The ordinance, which was vague and contained little information about the raises, has been targeted by the Trenton Residents Action Coalition for invalidation.
Two sitting City Council members admitted they were not aware that the raises were contained in the ordinance, which was described to council and noticed to the public solely as a measure approving union contracts.
Judge Feinberg, after reviewing the ordinance and briefs submitted by both sides, said the measure appeared to be invalid. She asked both sides to allow the raises to go back to City Council for another vote, or, in the alternative, be placed on the November ballot for the public to decide whether Mayor Palmer & Co. deserve untold thousands in extra compensation while the city cuts budgets and lays off workers.
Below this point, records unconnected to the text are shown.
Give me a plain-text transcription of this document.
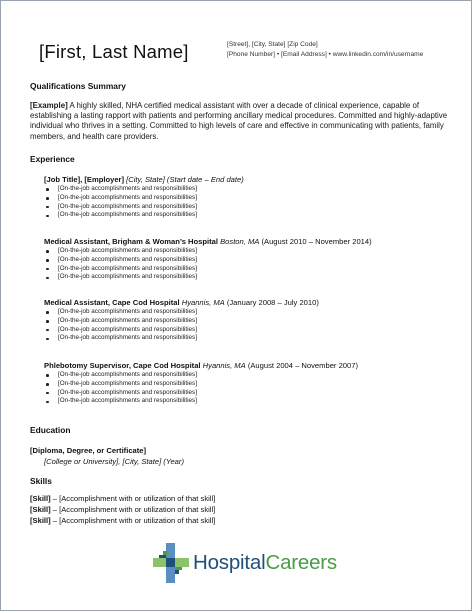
[First, Last Name]	[Street], [City, State] [Zip Code]
[Phone Number] • [Email Address] • www.linkedin.com/in/username
Qualifications Summary

[Example] A highly skilled, NHA certified medical assistant with over a decade of clinical experience, capable of establishing a lasting rapport with patients and performing ancillary medical procedures. Committed and highly-adaptive individual who thrives in a setting. Committed to high levels of care and effective in communicating with patients, family members, and health care providers.

Experience
[Job Title], [Employer] [City, State] (Start date – End date)
[On-the-job accomplishments and responsibilities]
[On-the-job accomplishments and responsibilities]
[On-the-job accomplishments and responsibilities]
[On-the-job accomplishments and responsibilities]
Medical Assistant, Brigham & Woman’s Hospital Boston, MA (August 2010 – November 2014)
[On-the-job accomplishments and responsibilities]
[On-the-job accomplishments and responsibilities]
[On-the-job accomplishments and responsibilities]
[On-the-job accomplishments and responsibilities]
Medical Assistant, Cape Cod Hospital Hyannis, MA (January 2008 – July 2010)
[On-the-job accomplishments and responsibilities]
[On-the-job accomplishments and responsibilities]
[On-the-job accomplishments and responsibilities]
[On-the-job accomplishments and responsibilities]
Phlebotomy Supervisor, Cape Cod Hospital Hyannis, MA (August 2004 – November 2007)
[On-the-job accomplishments and responsibilities]
[On-the-job accomplishments and responsibilities]
[On-the-job accomplishments and responsibilities]
[On-the-job accomplishments and responsibilities]
Education
[Diploma, Degree, or Certificate]
[College or University], [City, State] (Year)
Skills
[Skill] – [Accomplishment with or utilization of that skill]
[Skill] – [Accomplishment with or utilization of that skill]
[Skill] – [Accomplishment with or utilization of that skill]
HospitalCareers
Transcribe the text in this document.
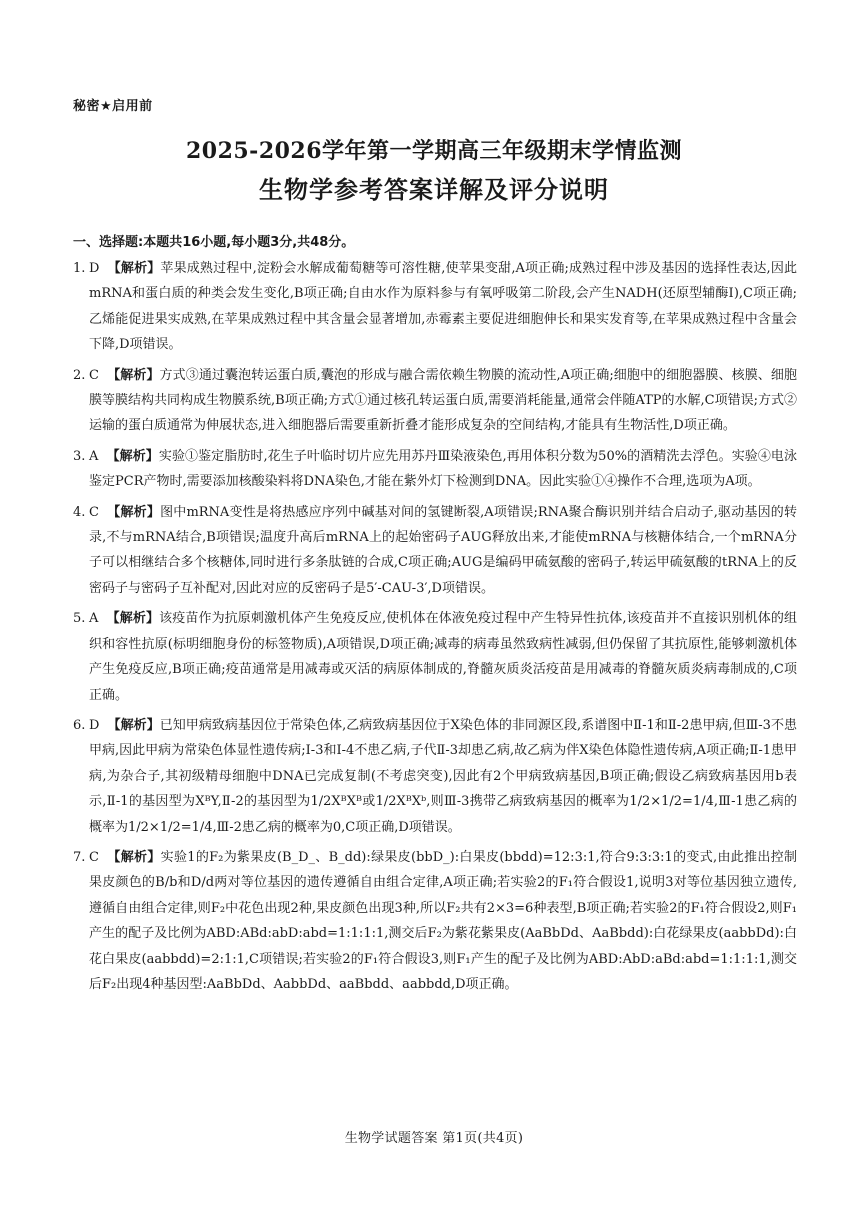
秘密★启用前
2025-2026学年第一学期高三年级期末学情监测
生物学参考答案详解及评分说明
一、选择题:本题共16小题,每小题3分,共48分。
1. D 【解析】苹果成熟过程中,淀粉会水解成葡萄糖等可溶性糖,使苹果变甜,A项正确;成熟过程中涉及基因的选择性表达,因此mRNA和蛋白质的种类会发生变化,B项正确;自由水作为原料参与有氧呼吸第二阶段,会产生NADH(还原型辅酶Ⅰ),C项正确;乙烯能促进果实成熟,在苹果成熟过程中其含量会显著增加,赤霉素主要促进细胞伸长和果实发育等,在苹果成熟过程中含量会下降,D项错误。
2. C 【解析】方式③通过囊泡转运蛋白质,囊泡的形成与融合需依赖生物膜的流动性,A项正确;细胞中的细胞器膜、核膜、细胞膜等膜结构共同构成生物膜系统,B项正确;方式①通过核孔转运蛋白质,需要消耗能量,通常会伴随ATP的水解,C项错误;方式②运输的蛋白质通常为伸展状态,进入细胞器后需要重新折叠才能形成复杂的空间结构,才能具有生物活性,D项正确。
3. A 【解析】实验①鉴定脂肪时,花生子叶临时切片应先用苏丹Ⅲ染液染色,再用体积分数为50%的酒精洗去浮色。实验④电泳鉴定PCR产物时,需要添加核酸染料将DNA染色,才能在紫外灯下检测到DNA。因此实验①④操作不合理,选项为A项。
4. C 【解析】图中mRNA变性是将热感应序列中碱基对间的氢键断裂,A项错误;RNA聚合酶识别并结合启动子,驱动基因的转录,不与mRNA结合,B项错误;温度升高后mRNA上的起始密码子AUG释放出来,才能使mRNA与核糖体结合,一个mRNA分子可以相继结合多个核糖体,同时进行多条肽链的合成,C项正确;AUG是编码甲硫氨酸的密码子,转运甲硫氨酸的tRNA上的反密码子与密码子互补配对,因此对应的反密码子是5′-CAU-3′,D项错误。
5. A 【解析】该疫苗作为抗原刺激机体产生免疫反应,使机体在体液免疫过程中产生特异性抗体,该疫苗并不直接识别机体的组织和容性抗原(标明细胞身份的标签物质),A项错误,D项正确;减毒的病毒虽然致病性减弱,但仍保留了其抗原性,能够刺激机体产生免疫反应,B项正确;疫苗通常是用减毒或灭活的病原体制成的,脊髓灰质炎活疫苗是用减毒的脊髓灰质炎病毒制成的,C项正确。
6. D 【解析】已知甲病致病基因位于常染色体,乙病致病基因位于X染色体的非同源区段,系谱图中Ⅱ-1和Ⅱ-2患甲病,但Ⅲ-3不患甲病,因此甲病为常染色体显性遗传病;Ⅰ-3和Ⅰ-4不患乙病,子代Ⅱ-3却患乙病,故乙病为伴X染色体隐性遗传病,A项正确;Ⅱ-1患甲病,为杂合子,其初级精母细胞中DNA已完成复制(不考虑突变),因此有2个甲病致病基因,B项正确;假设乙病致病基因用b表示,Ⅱ-1的基因型为XᴮY,Ⅱ-2的基因型为1/2XᴮXᴮ或1/2XᴮXᵇ,则Ⅲ-3携带乙病致病基因的概率为1/2×1/2=1/4,Ⅲ-1患乙病的概率为1/2×1/2=1/4,Ⅲ-2患乙病的概率为0,C项正确,D项错误。
7. C 【解析】实验1的F₂为紫果皮(B_D_、B_dd):绿果皮(bbD_):白果皮(bbdd)=12:3:1,符合9:3:3:1的变式,由此推出控制果皮颜色的B/b和D/d两对等位基因的遗传遵循自由组合定律,A项正确;若实验2的F₁符合假设1,说明3对等位基因独立遗传,遵循自由组合定律,则F₂中花色出现2种,果皮颜色出现3种,所以F₂共有2×3=6种表型,B项正确;若实验2的F₁符合假设2,则F₁产生的配子及比例为ABD:ABd:abD:abd=1:1:1:1,测交后F₂为紫花紫果皮(AaBbDd、AaBbdd):白花绿果皮(aabbDd):白花白果皮(aabbdd)=2:1:1,C项错误;若实验2的F₁符合假设3,则F₁产生的配子及比例为ABD:AbD:aBd:abd=1:1:1:1,测交后F₂出现4种基因型:AaBbDd、AabbDd、aaBbdd、aabbdd,D项正确。
生物学试题答案 第1页(共4页)
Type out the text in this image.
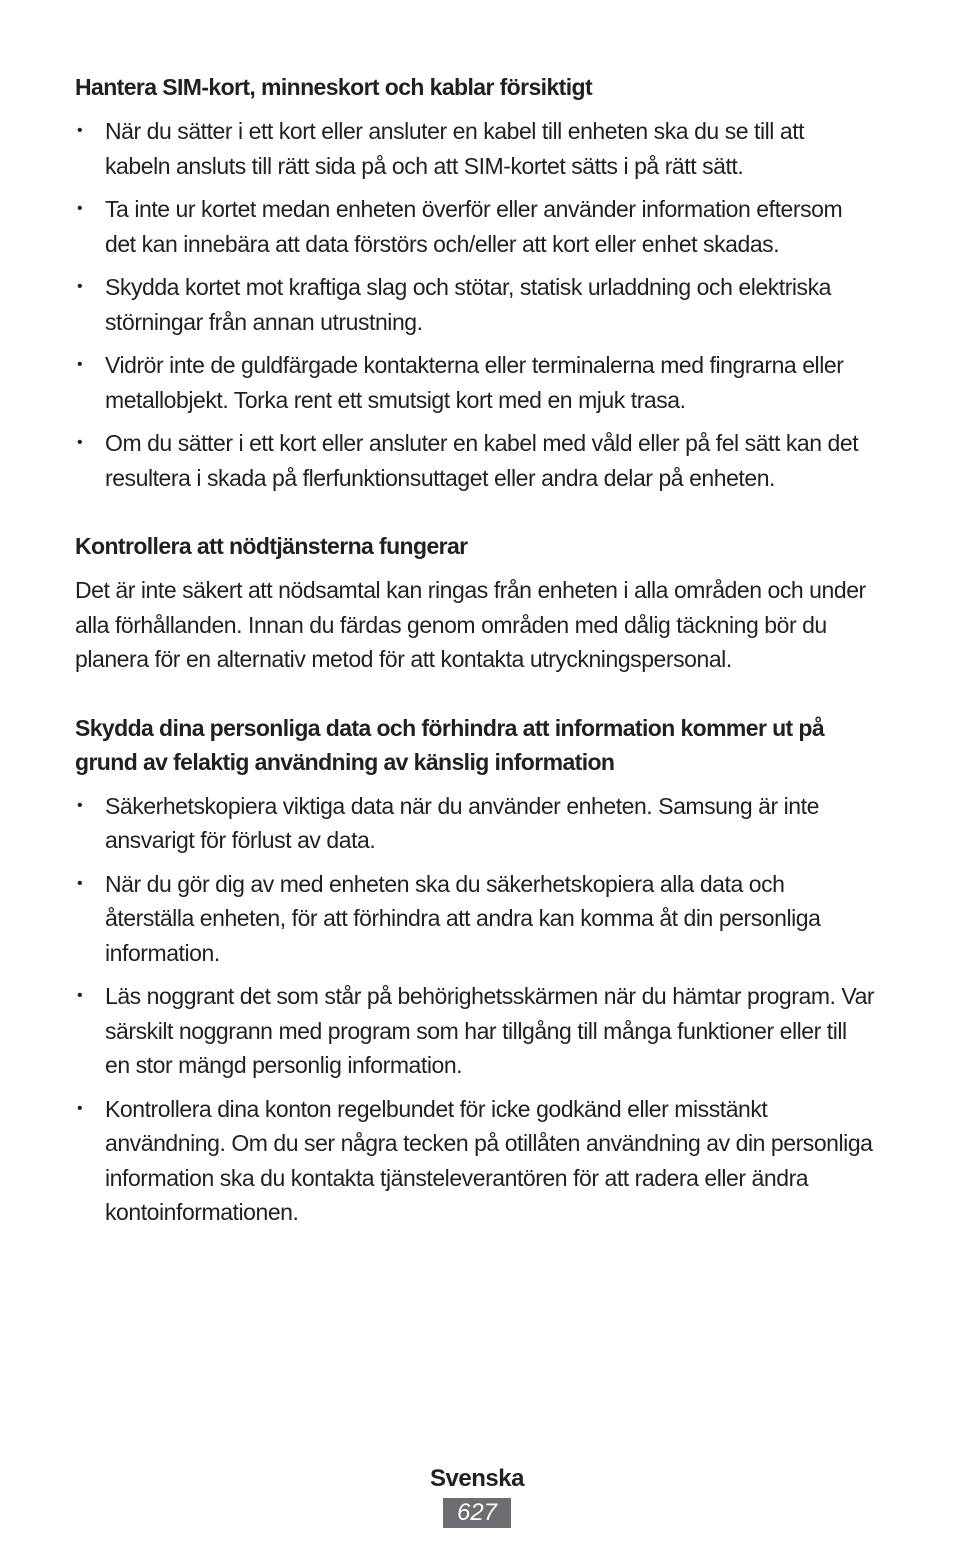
Hantera SIM-kort, minneskort och kablar försiktigt
• När du sätter i ett kort eller ansluter en kabel till enheten ska du se till att kabeln ansluts till rätt sida på och att SIM-kortet sätts i på rätt sätt.
• Ta inte ur kortet medan enheten överför eller använder information eftersom det kan innebära att data förstörs och/eller att kort eller enhet skadas.
• Skydda kortet mot kraftiga slag och stötar, statisk urladdning och elektriska störningar från annan utrustning.
• Vidrör inte de guldfärgade kontakterna eller terminalerna med fingrarna eller metallobjekt. Torka rent ett smutsigt kort med en mjuk trasa.
• Om du sätter i ett kort eller ansluter en kabel med våld eller på fel sätt kan det resultera i skada på flerfunktionsuttaget eller andra delar på enheten.
Kontrollera att nödtjänsterna fungerar

Det är inte säkert att nödsamtal kan ringas från enheten i alla områden och under alla förhållanden. Innan du färdas genom områden med dålig täckning bör du planera för en alternativ metod för att kontakta utryckningspersonal.

Skydda dina personliga data och förhindra att information kommer ut på grund av felaktig användning av känslig information
• Säkerhetskopiera viktiga data när du använder enheten. Samsung är inte ansvarigt för förlust av data.
• När du gör dig av med enheten ska du säkerhetskopiera alla data och återställa enheten, för att förhindra att andra kan komma åt din personliga information.
• Läs noggrant det som står på behörighetsskärmen när du hämtar program. Var särskilt noggrann med program som har tillgång till många funktioner eller till en stor mängd personlig information.
• Kontrollera dina konton regelbundet för icke godkänd eller misstänkt användning. Om du ser några tecken på otillåten användning av din personliga information ska du kontakta tjänsteleverantören för att radera eller ändra kontoinformationen.
Svenska
627
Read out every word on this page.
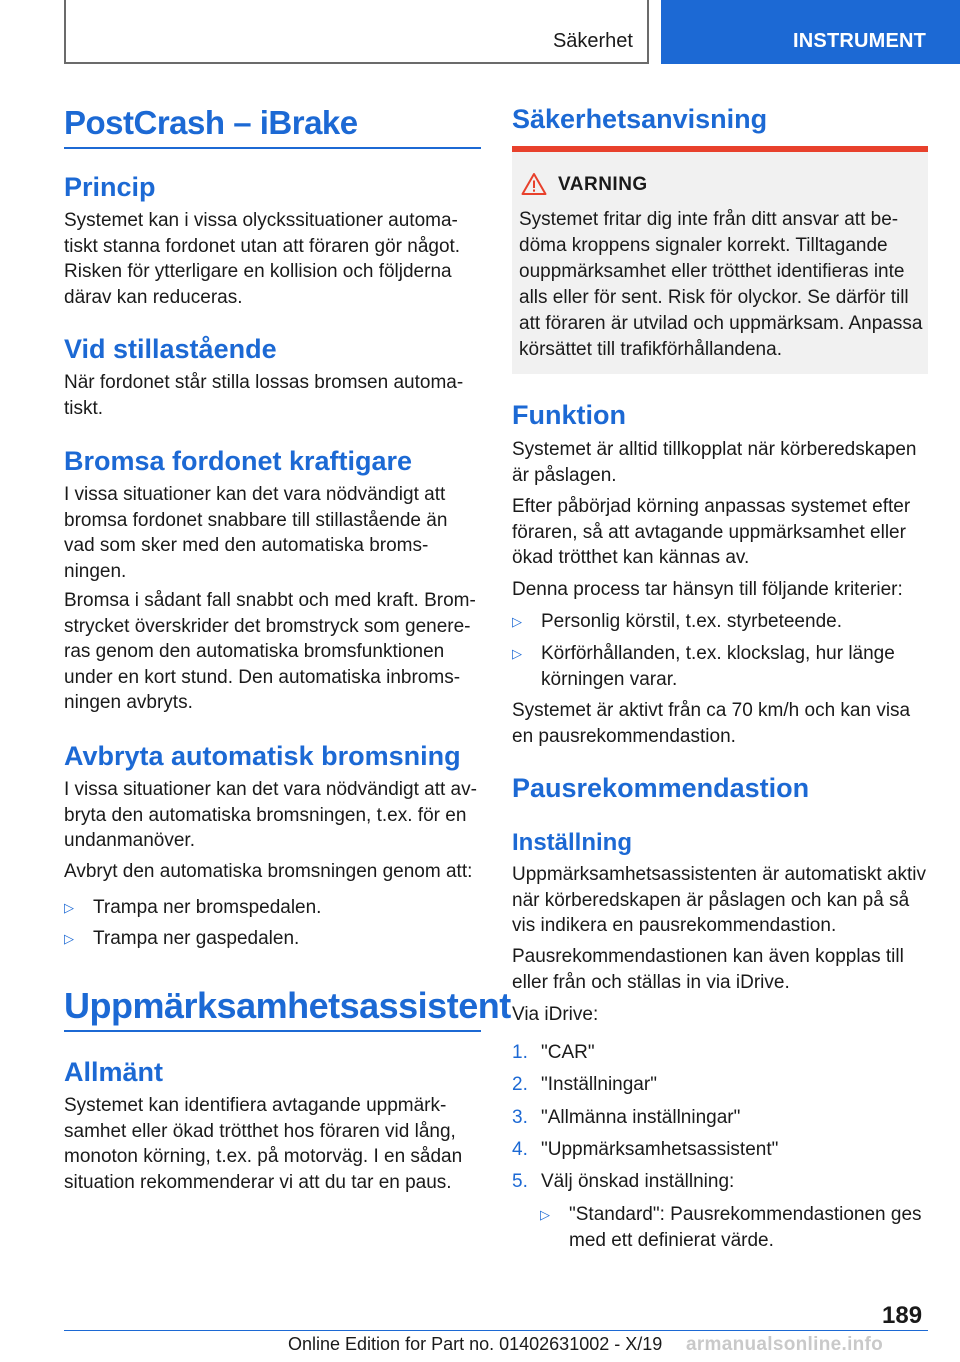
Säkerhet	INSTRUMENT
PostCrash – iBrake
Princip
Systemet kan i vissa olyckssituationer automa-
tiskt stanna fordonet utan att föraren gör något.
Risken för ytterligare en kollision och följderna
därav kan reduceras.
Vid stillastående
När fordonet står stilla lossas bromsen automa-
tiskt.
Bromsa fordonet kraftigare
I vissa situationer kan det vara nödvändigt att
bromsa fordonet snabbare till stillastående än
vad som sker med den automatiska broms-
ningen.
Bromsa i sådant fall snabbt och med kraft. Brom-
strycket överskrider det bromstryck som genere-
ras genom den automatiska bromsfunktionen
under en kort stund. Den automatiska inbroms-
ningen avbryts.
Avbryta automatisk bromsning
I vissa situationer kan det vara nödvändigt att av-
bryta den automatiska bromsningen, t.ex. för en
undanmanöver.
Avbryt den automatiska bromsningen genom att:
▷ Trampa ner bromspedalen.
▷ Trampa ner gaspedalen.
Uppmärksamhetsassistent
Allmänt
Systemet kan identifiera avtagande uppmärk-
samhet eller ökad trötthet hos föraren vid lång,
monoton körning, t.ex. på motorväg. I en sådan
situation rekommenderar vi att du tar en paus.
Säkerhetsanvisning
VARNING
Systemet fritar dig inte från ditt ansvar att be-
döma kroppens signaler korrekt. Tilltagande
ouppmärksamhet eller trötthet identifieras inte
alls eller för sent. Risk för olyckor. Se därför till
att föraren är utvilad och uppmärksam. Anpassa
körsättet till trafikförhållandena.
Funktion
Systemet är alltid tillkopplat när körberedskapen
är påslagen.
Efter påbörjad körning anpassas systemet efter
föraren, så att avtagande uppmärksamhet eller
ökad trötthet kan kännas av.
Denna process tar hänsyn till följande kriterier:
▷ Personlig körstil, t.ex. styrbeteende.
▷ Körförhållanden, t.ex. klockslag, hur länge
körningen varar.
Systemet är aktivt från ca 70 km/h och kan visa
en pausrekommendastion.
Pausrekommendastion
Inställning
Uppmärksamhetsassistenten är automatiskt aktiv
när körberedskapen är påslagen och kan på så
vis indikera en pausrekommendastion.
Pausrekommendastionen kan även kopplas till
eller från och ställas in via iDrive.
Via iDrive:
1. "CAR"
2. "Inställningar"
3. "Allmänna inställningar"
4. "Uppmärksamhetsassistent"
5. Välj önskad inställning:
▷ "Standard": Pausrekommendastionen ges
med ett definierat värde.
189
Online Edition for Part no. 01402631002 - X/19 armanualsonline.info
Attorneys for the City of Trenton and Mayor Douglas H. Palmer, however, have apparently been instructed to fight the TRAC filings in open court because neither option is acceptable to the city government.
Such a decision sets the stage for a jam-packed September court schedule that could see three blockbuster court hearings in a single month during the same calendar year as a major city election: Police Director Irving Bradley’s residency, the TRAC-led salary case, and the Trenton Water Works sale appeal.